The report stated that the loss in production contributed to the rapid reduction of oil market supplies, and that US oil stocks are the lowest since 2018, while stocks in Europe are still below average levels for this time of year.
He pointed to the rise in global crude oil indicators steadily this month, as Brent crude futures reached the highest price in nearly three years, explaining that Hurricane Ida no longer poses a threat to oil and gas activities in the Gulf of Mexico, but it is not expected to recover. Full production until next year.
He cautioned against the assertion of the global energy giant, “Royal Dutch Shell” – which is one of the largest producers in the Gulf of Mexico – that while one of its platforms will resume work in the next quarter, the other two will not be able to restart until the first quarter of 2022.
The report stated that while the global natural gas crisis hits suppliers and consumers alike, the “OPEC” countries warn of the harmful impact on oil markets, pointing to the statement of Iraqi Oil Minister Ihsan Abdul-Jabbar that Iraq expects an increase in demand for crude oil, as the shortage of gas forces consumers On the search for alternative fuels.
The report quoted that the demand for crude oil could rise by one million barrels per day, with the possibility of rising prices by ten dollars per barrel during the next six months.
He pointed out that Brent crude futures contracts have already recorded the level of $ 75 a barrel, approaching the peak this year, pointing to estimates issued by the “Goldman Sachs” group confirming that the cold winter could overwhelm the ability of the oil market to compensate for the lack of gas supplies, which leads to higher prices. With repercussions on the economy.
He added, quoting the bank, that about two million barrels of oil per day are needed to meet the needs of consumption, which is a mixture of power generation and industrial purposes. of crude oil supplies, which were interrupted when the pandemic hit the world last year, pointing out that it may be a golden opportunity especially for Iraq, which is eager to maximize sales after it was sharply reduced by years of conflict.
On the other hand, with regard to prices, at the end of last week, oil prices rose for the third week in a row, reaching the highest level in three years on Friday, as disruptions in global production forced energy companies to withdraw large quantities of crude from inventories.

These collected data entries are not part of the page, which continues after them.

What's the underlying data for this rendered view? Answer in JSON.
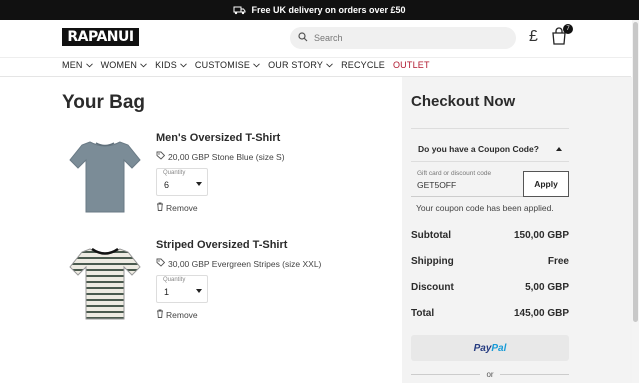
{
  "promo": {
    "text": "Free UK delivery on orders over £50",
    "icon": "truck-icon"
  },
  "header": {
    "logo": "RAPANUI",
    "search": {
      "placeholder": "Search",
      "value": ""
    },
    "currency": "£",
    "bag_count": "7"
  },
  "nav": {
    "items": [
      {
        "label": "MEN",
        "has_dropdown": true
      },
      {
        "label": "WOMEN",
        "has_dropdown": true
      },
      {
        "label": "KIDS",
        "has_dropdown": true
      },
      {
        "label": "CUSTOMISE",
        "has_dropdown": true
      },
      {
        "label": "OUR STORY",
        "has_dropdown": true
      },
      {
        "label": "RECYCLE",
        "has_dropdown": false
      },
      {
        "label": "OUTLET",
        "has_dropdown": false,
        "color": "#b0182e"
      }
    ]
  },
  "bag": {
    "title": "Your Bag",
    "products": [
      {
        "name": "Men's Oversized T-Shirt",
        "details": "20,00 GBP Stone Blue (size S)",
        "quantity_label": "Quantity",
        "quantity": "6",
        "remove_label": "Remove",
        "color": "#7b8c97"
      },
      {
        "name": "Striped Oversized T-Shirt",
        "details": "30,00 GBP Evergreen Stripes (size XXL)",
        "quantity_label": "Quantity",
        "quantity": "1",
        "remove_label": "Remove",
        "color": "#e9e6dc"
      }
    ]
  },
  "checkout": {
    "title": "Checkout Now",
    "coupon": {
      "toggle_label": "Do you have a Coupon Code?",
      "field_label": "Gift card or discount code",
      "value": "GET5OFF",
      "apply_label": "Apply",
      "message": "Your coupon code has been applied."
    },
    "summary": [
      {
        "label": "Subtotal",
        "value": "150,00 GBP"
      },
      {
        "label": "Shipping",
        "value": "Free"
      },
      {
        "label": "Discount",
        "value": "5,00 GBP"
      },
      {
        "label": "Total",
        "value": "145,00 GBP"
      }
    ],
    "paypal": {
      "pay": "Pay",
      "pal": "Pal"
    },
    "or_label": "or"
  },
  "colors": {
    "accent": "#111111",
    "outlet": "#b0182e",
    "panel": "#f3f3f3"
  }
}
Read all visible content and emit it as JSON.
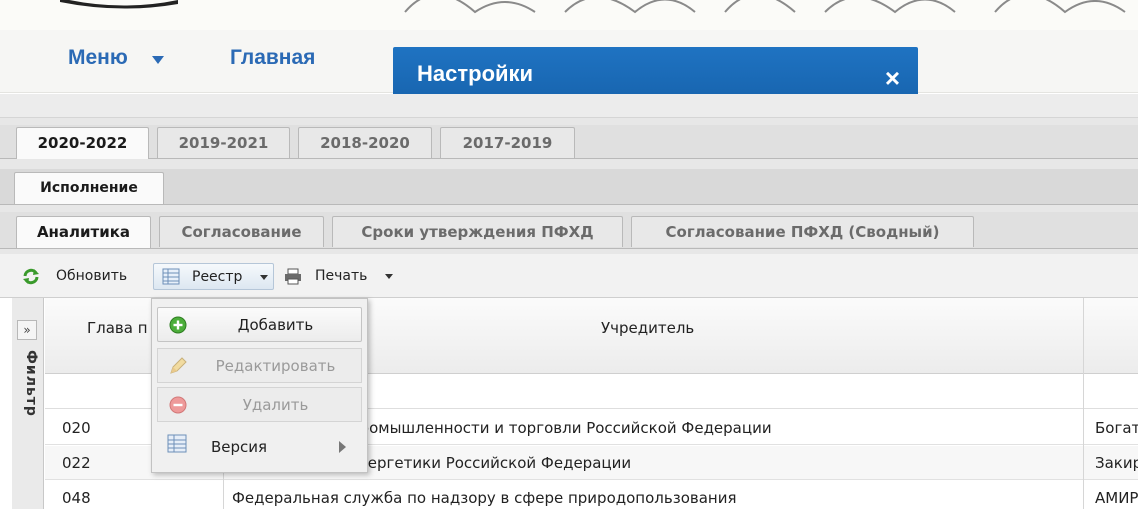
{
  "nav": {
    "menu_label": "Меню",
    "home_label": "Главная",
    "active_tab_label": "Настройки",
    "close_label": "×"
  },
  "year_tabs": [
    {
      "label": "2020-2022",
      "active": true
    },
    {
      "label": "2019-2021",
      "active": false
    },
    {
      "label": "2018-2020",
      "active": false
    },
    {
      "label": "2017-2019",
      "active": false
    }
  ],
  "section_tab": {
    "label": "Исполнение"
  },
  "sub_tabs": [
    {
      "label": "Аналитика",
      "active": true
    },
    {
      "label": "Согласование",
      "active": false
    },
    {
      "label": "Сроки утверждения ПФХД",
      "active": false
    },
    {
      "label": "Согласование ПФХД (Сводный)",
      "active": false
    }
  ],
  "toolbar": {
    "refresh_label": "Обновить",
    "registry_label": "Реестр",
    "print_label": "Печать"
  },
  "filter_panel": {
    "expand_label": "»",
    "label": "Фильтр"
  },
  "grid": {
    "columns": [
      {
        "header": "Глава п"
      },
      {
        "header": "Учредитель"
      },
      {
        "header": ""
      }
    ],
    "rows": [
      {
        "code": "020",
        "founder": "Министерство промышленности и торговли Российской Федерации",
        "extra": "Богат"
      },
      {
        "code": "022",
        "founder": "Министерство энергетики Российской Федерации",
        "extra": "Закир"
      },
      {
        "code": "048",
        "founder": "Федеральная служба по надзору в сфере природопользования",
        "extra": "АМИР"
      }
    ]
  },
  "registry_menu": {
    "items": [
      {
        "label": "Добавить",
        "state": "hover",
        "icon": "add-icon"
      },
      {
        "label": "Редактировать",
        "state": "disabled",
        "icon": "pencil-icon"
      },
      {
        "label": "Удалить",
        "state": "disabled",
        "icon": "delete-icon"
      },
      {
        "label": "Версия",
        "state": "normal",
        "icon": "table-icon",
        "has_submenu": true
      }
    ]
  },
  "colors": {
    "nav_blue": "#2b6ab5",
    "active_tab_bg": "#1a6ab8"
  }
}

Brent crude futures rose 84 cents, or 1.1 percent, to settle at $78.09 a barrel, while US West Texas Intermediate crude rose 68 cents, or 0.9 percent, to a settlement price of $73.98.

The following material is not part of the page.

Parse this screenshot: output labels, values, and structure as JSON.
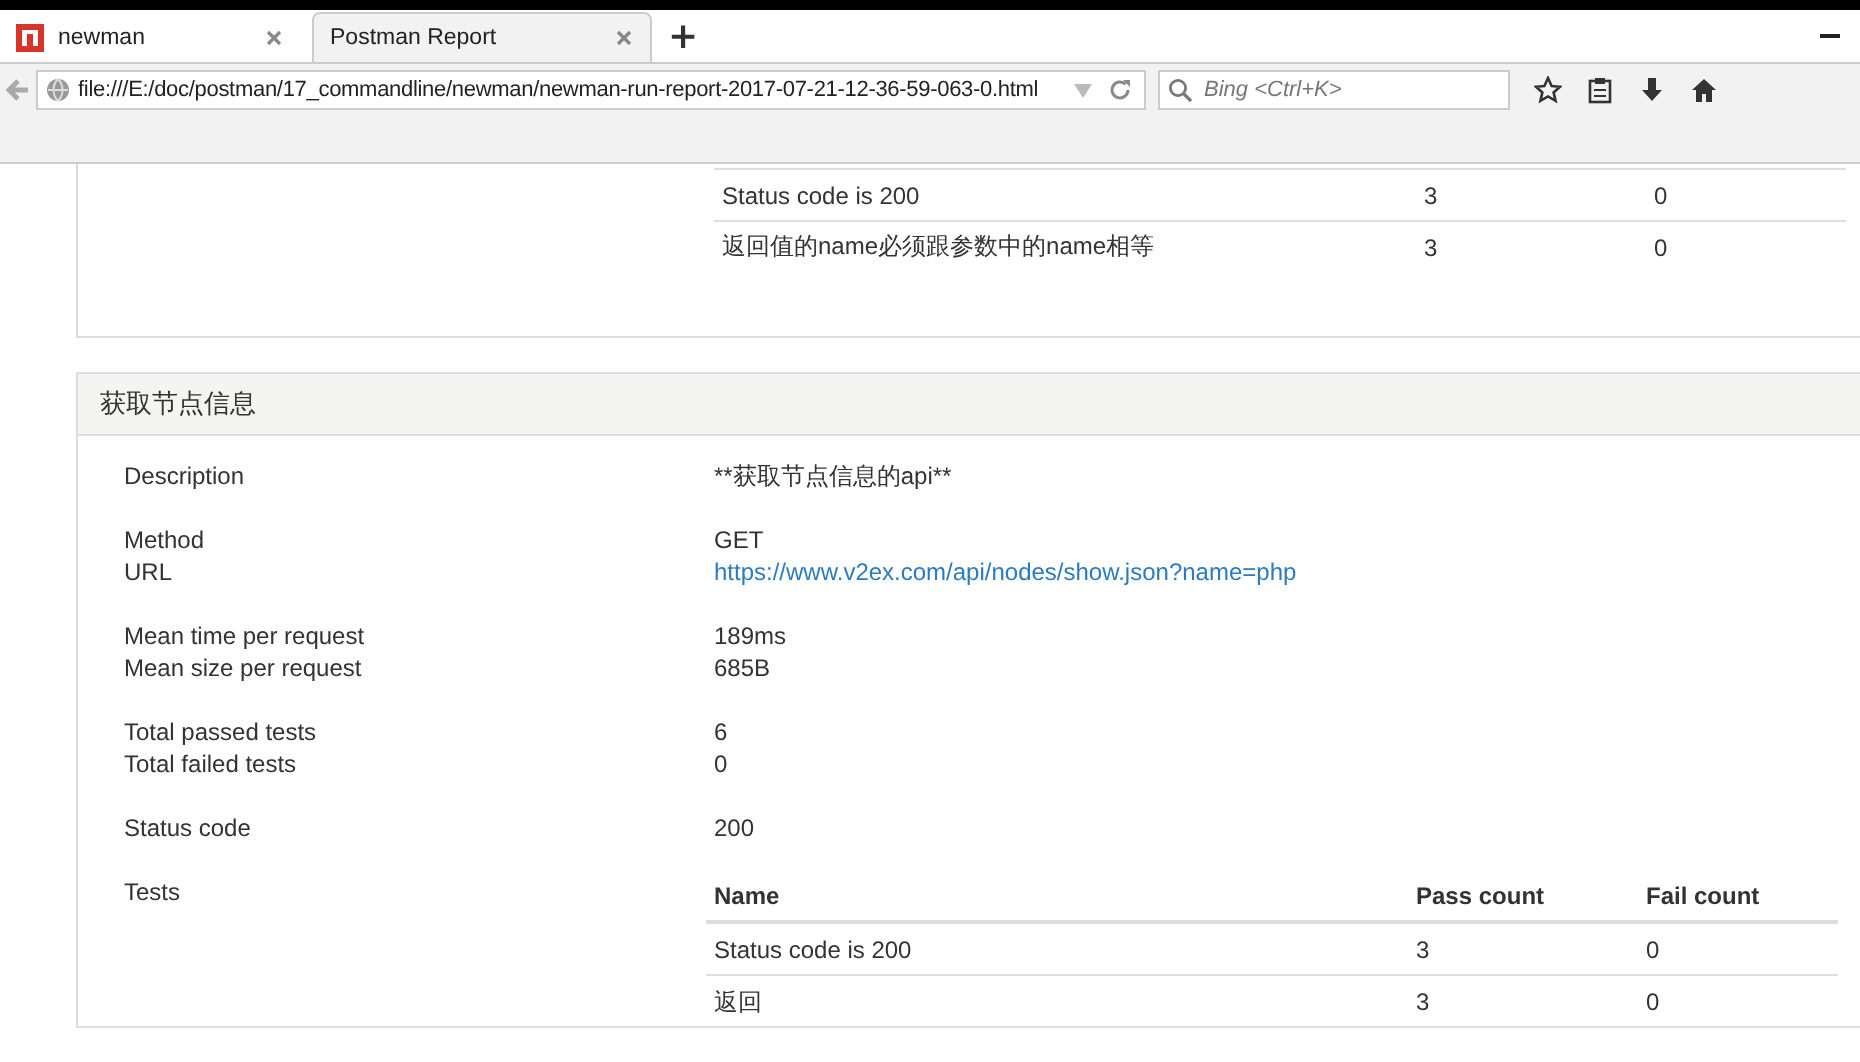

This is the highest close for Brent since October 2018 and for WTI since July 2021, both higher for the second day in a row.
This was the third week of gains for Brent and the fifth for WTI due to disruption to production in the US Gulf Coast by Hurricane Ida in late August.

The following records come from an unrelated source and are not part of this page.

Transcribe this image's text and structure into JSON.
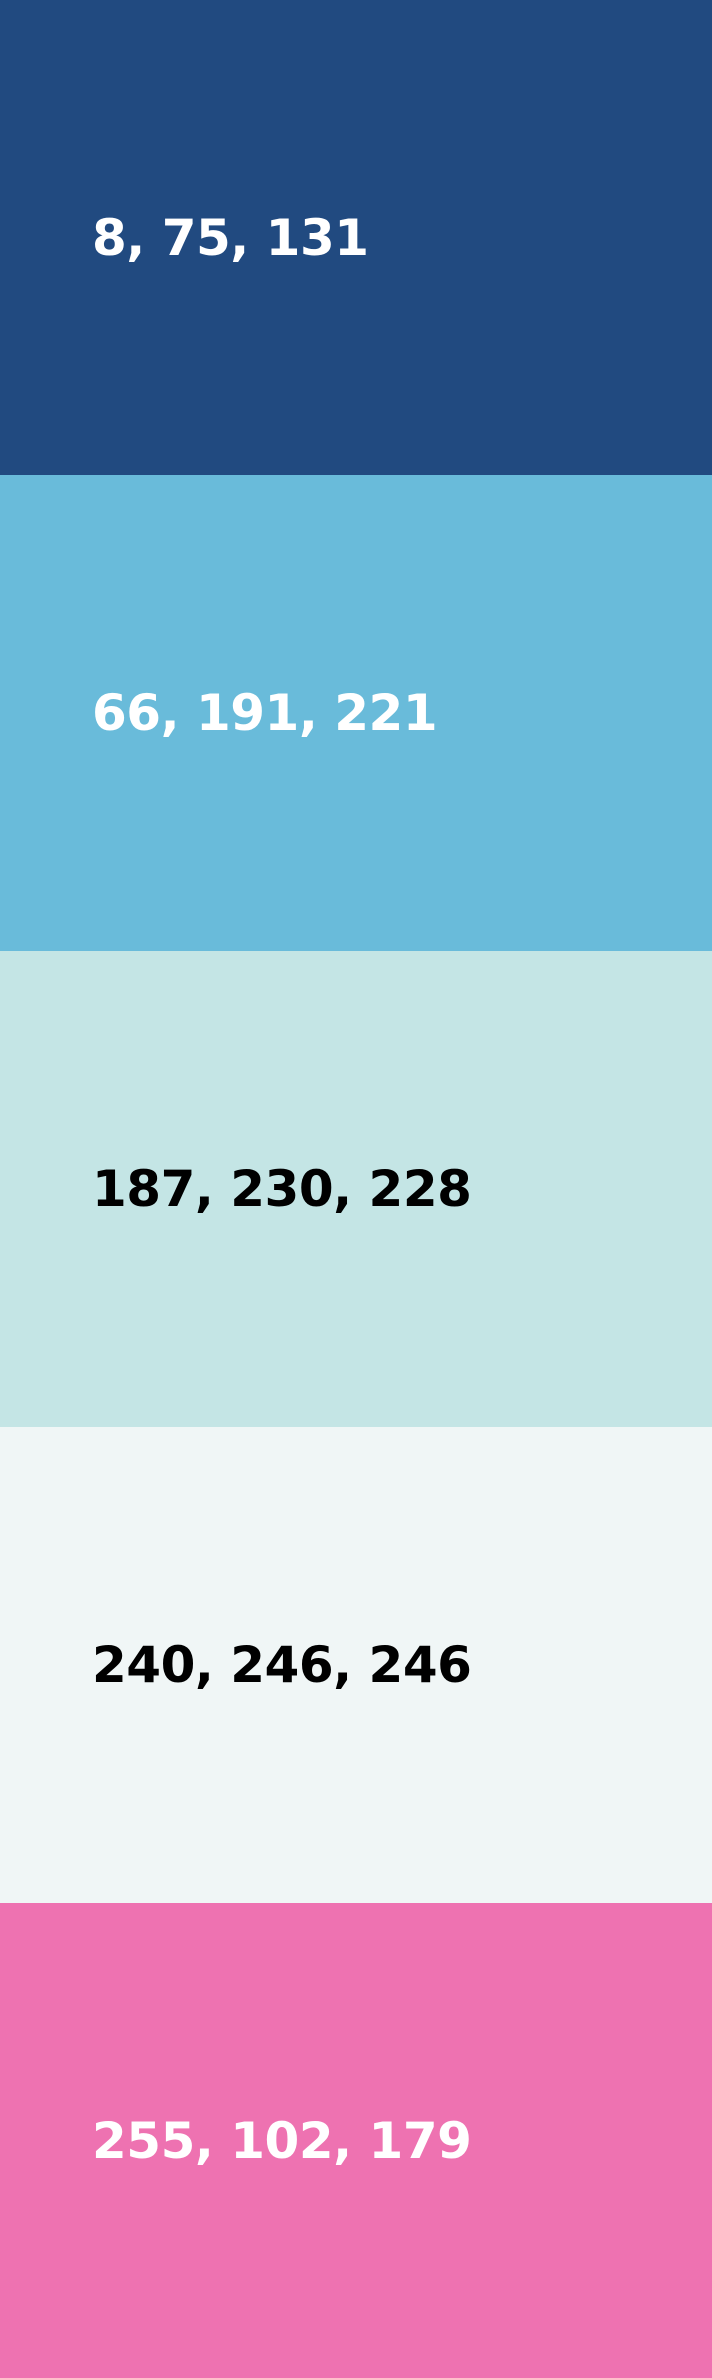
{
  "swatches": [
    {
      "label": "8, 75, 131",
      "bg": "#214a80",
      "text_color": "#ffffff"
    },
    {
      "label": "66, 191, 221",
      "bg": "#69bbda",
      "text_color": "#ffffff"
    },
    {
      "label": "187, 230, 228",
      "bg": "#c4e5e5",
      "text_color": "#000000"
    },
    {
      "label": "240, 246, 246",
      "bg": "#f0f6f6",
      "text_color": "#000000"
    },
    {
      "label": "255, 102, 179",
      "bg": "#ee72b1",
      "text_color": "#ffffff"
    }
  ]
}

“With oil prices heading to complete another week of gains, the market is bearing in mind the long-term impact of supply disruptions and the potential drawdown of inventories, which will be necessary to meet refinery demand,” said Louise Dixon, senior oil market analyst at Rystad Energy.
US energy companies added ten oil drilling rigs this week, raising the number of oil and gas rigs for the 14th consecutive month.